Saint Marianne’s legacy continues today in the lives an ministries of the Sisters of St. Francis of the Neumann Communities.
As a leader in her community, Mother Marianne was instrumental in opening two of the first Catholic Hospitals in Central New York: St. Elizabeth in Utica and St. Joseph’s Hospital in Syracuse. Recognizing the need for basic health care in a city of immigrants, she and a small group of women defied convention by purchasing a saloon in Syracuse, New York and transforming it into a hospital to serve the needs of a diverse community. Here they welcomed everyone and provided the same quality of care regardless of race, ethnicity, religion, or economic means. They pioneered rules of patient’s rights and cleanliness practices not seen before in the United States. And this was just the beginning. Throughout upstate New York, Mother Marianne and her growing community educated and provided healthcare to children and adults with dignity and compassion for all.
In 1883, Mother Marianne and a group of six other Sisters of St. Francis bravely journeyed across the United States by train and took a ship to the Sandwich Islands (now Hawaii) to care for individuals believed to have leprosy (now known as Hansen’s disease). They initially served at the Branch hospital at Kaka’ako on the island of Oahu to provide care for those exiled from their families. The king and queen then asked that the sisters open a home to care for the healthy children of patients and Marianne named it the Kapiolani Home in honor of the queen.
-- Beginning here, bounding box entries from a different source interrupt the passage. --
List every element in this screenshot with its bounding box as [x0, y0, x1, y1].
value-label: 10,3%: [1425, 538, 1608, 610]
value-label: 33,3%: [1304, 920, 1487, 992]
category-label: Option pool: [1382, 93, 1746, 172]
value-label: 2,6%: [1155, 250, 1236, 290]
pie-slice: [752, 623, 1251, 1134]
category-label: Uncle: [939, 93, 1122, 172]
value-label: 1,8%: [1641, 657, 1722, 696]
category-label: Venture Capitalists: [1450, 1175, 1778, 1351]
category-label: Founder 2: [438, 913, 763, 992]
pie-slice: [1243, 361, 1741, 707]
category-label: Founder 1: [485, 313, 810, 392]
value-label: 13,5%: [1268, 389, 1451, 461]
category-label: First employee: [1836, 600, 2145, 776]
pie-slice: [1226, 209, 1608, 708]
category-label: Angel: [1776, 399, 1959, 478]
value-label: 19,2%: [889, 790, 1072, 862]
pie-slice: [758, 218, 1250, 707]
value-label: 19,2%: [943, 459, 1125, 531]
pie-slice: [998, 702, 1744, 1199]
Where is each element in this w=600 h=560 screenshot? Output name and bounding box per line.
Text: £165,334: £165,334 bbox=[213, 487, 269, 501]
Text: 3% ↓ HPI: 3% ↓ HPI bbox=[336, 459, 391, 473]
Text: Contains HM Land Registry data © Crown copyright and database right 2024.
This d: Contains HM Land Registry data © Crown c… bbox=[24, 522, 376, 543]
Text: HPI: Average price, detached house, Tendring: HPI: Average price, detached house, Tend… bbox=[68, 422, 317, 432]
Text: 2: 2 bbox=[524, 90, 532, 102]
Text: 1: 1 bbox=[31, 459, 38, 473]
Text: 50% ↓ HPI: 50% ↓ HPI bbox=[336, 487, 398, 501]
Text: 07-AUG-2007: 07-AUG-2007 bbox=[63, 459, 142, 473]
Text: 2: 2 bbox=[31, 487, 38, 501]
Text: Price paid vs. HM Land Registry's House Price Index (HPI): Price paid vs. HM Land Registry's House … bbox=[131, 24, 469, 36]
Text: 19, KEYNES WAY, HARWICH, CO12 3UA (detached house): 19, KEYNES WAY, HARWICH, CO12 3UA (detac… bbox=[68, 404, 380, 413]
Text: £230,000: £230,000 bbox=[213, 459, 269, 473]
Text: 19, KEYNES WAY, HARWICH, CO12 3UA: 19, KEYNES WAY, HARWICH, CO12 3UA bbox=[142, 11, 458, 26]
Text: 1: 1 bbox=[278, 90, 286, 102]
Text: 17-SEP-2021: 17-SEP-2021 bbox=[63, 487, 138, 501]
Mother Marianne traveled to Maui in 1884 where she was asked to manage Malulani Hospital, the island’s first general hospital, as well as St. Anthony School. In 1888, she and the sisters moved to Kalaupapa to care for those with Hansen’s disease who had been exiled to the remote peninsula on the island of Molokai. There she cared for Father Damien in his last months and attended temporarily to the boy’s home that he had established there until the Sacred Heart Fathers sent a permanent replacement.
Mother Marianne not only provided healthcare to the girls in her care at Bishop Home in Kalaupapa, she offered healing for mind, body and spirit by creating a community that supported individual creativity, dignity and respect. A community of family was established enhanced by gardens, music, art, games and laughter. The grave sites of thousands of people who died from Hansen’s disease cover the peninsula on Molokai. It is heartening to know that the sisters provided them with some measure of peace and comfort during their time there.